With rubber dam in place, 98.5% of the microbial content of such aerosols is shown to be eliminated, as is continued touch re-contamination of the gloved hands of dentist and nurse with the patient's oral mucosa. Two excellent, almost simultaneous studies either side of the Atlantic in the UK and USA illustrated this remarkable effect of rubber dam on the aerosol with similar findings in each.7,8 Workspace contamination is unaffected by the wearing of gloves, masks and other PPE, and rubber dam has been shown to be an effective modifier of this. This latter effect would be expected to serve as a driver not only to greater patient safety but to more effective personal protection for the operator and team, and a front line strategy.
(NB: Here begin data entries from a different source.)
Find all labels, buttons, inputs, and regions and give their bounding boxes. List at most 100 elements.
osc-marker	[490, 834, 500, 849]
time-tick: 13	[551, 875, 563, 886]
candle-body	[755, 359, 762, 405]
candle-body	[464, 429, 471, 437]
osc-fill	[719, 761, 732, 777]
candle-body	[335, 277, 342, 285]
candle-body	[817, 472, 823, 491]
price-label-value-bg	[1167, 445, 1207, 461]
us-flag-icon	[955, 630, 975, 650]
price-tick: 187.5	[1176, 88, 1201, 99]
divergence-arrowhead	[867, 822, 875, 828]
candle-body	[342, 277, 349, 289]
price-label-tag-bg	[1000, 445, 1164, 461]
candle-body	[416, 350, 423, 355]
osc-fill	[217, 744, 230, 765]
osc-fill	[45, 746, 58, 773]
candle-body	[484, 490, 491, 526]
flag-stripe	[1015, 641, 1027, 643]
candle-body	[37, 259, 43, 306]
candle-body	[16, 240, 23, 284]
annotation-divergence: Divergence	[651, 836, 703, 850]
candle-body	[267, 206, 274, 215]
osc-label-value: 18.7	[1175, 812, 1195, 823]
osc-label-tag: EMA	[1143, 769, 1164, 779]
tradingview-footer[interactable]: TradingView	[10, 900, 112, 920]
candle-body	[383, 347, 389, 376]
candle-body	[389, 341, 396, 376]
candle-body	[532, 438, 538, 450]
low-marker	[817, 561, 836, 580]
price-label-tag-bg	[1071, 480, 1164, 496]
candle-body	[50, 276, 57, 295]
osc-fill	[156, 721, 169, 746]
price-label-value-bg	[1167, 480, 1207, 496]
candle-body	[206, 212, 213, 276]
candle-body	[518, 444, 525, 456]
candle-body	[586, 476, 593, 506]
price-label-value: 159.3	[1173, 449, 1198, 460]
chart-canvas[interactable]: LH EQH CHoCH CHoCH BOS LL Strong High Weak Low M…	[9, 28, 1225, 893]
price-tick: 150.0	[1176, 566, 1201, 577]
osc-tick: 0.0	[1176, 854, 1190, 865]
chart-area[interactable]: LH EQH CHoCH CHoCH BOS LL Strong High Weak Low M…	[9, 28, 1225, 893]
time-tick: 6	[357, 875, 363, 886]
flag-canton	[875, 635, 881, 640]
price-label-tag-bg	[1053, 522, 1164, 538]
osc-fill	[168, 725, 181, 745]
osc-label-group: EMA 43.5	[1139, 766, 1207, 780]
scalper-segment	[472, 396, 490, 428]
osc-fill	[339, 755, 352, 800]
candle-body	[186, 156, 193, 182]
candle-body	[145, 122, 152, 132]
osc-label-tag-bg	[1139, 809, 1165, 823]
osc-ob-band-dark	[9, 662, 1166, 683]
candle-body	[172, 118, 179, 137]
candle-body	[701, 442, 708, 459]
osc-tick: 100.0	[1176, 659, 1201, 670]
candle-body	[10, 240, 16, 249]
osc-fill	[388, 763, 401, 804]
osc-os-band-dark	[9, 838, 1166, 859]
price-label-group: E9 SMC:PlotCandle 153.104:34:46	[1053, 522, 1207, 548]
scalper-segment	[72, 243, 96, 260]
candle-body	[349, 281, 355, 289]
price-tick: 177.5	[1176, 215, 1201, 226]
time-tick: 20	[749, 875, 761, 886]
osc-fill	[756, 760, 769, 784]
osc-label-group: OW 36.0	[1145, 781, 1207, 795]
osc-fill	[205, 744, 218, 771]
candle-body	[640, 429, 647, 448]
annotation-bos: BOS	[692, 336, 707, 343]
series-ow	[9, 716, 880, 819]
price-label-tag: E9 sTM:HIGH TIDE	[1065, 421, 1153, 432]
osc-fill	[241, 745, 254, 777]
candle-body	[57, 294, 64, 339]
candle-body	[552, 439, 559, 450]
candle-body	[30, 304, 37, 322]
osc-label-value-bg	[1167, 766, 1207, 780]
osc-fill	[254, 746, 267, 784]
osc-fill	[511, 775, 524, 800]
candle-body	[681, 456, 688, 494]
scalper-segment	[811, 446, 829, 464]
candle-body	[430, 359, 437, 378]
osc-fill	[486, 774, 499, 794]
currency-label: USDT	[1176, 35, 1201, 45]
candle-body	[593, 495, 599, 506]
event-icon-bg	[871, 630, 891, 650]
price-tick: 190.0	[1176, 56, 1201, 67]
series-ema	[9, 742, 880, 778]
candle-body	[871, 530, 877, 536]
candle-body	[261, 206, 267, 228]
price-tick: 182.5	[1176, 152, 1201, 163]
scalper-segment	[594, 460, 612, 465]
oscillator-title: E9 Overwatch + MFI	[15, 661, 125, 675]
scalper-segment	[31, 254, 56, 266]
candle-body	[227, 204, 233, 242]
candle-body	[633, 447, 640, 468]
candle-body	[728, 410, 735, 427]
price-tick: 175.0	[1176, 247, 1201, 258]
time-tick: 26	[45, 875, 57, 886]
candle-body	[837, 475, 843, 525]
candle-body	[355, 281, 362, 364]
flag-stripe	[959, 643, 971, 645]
While it could be argued that it is the busy general dental service practice with larger patient throughput that needs such a strategy, with multiple aerosolised contamination from sometimes 40 patients or more in a daylist, the available evidence in regard to nosocomial infections arising in the dental operatory is thin, with there being no surveillance programmes in place to assess this, or even the efficacy of current decontamination programmes in this respect.

The defence organisations and also the General Dental Council in a professional conduct committee (PCC), would, I imagine, no doubt take a dim view of a practitioner electively choosing not to suitably incorporate rubber dam application into the treatment strategy when it was clearly indicated and appropriate to minimise hazard to the patient being treated, and this mindset, perhaps, should be appropriate for the profession as a whole.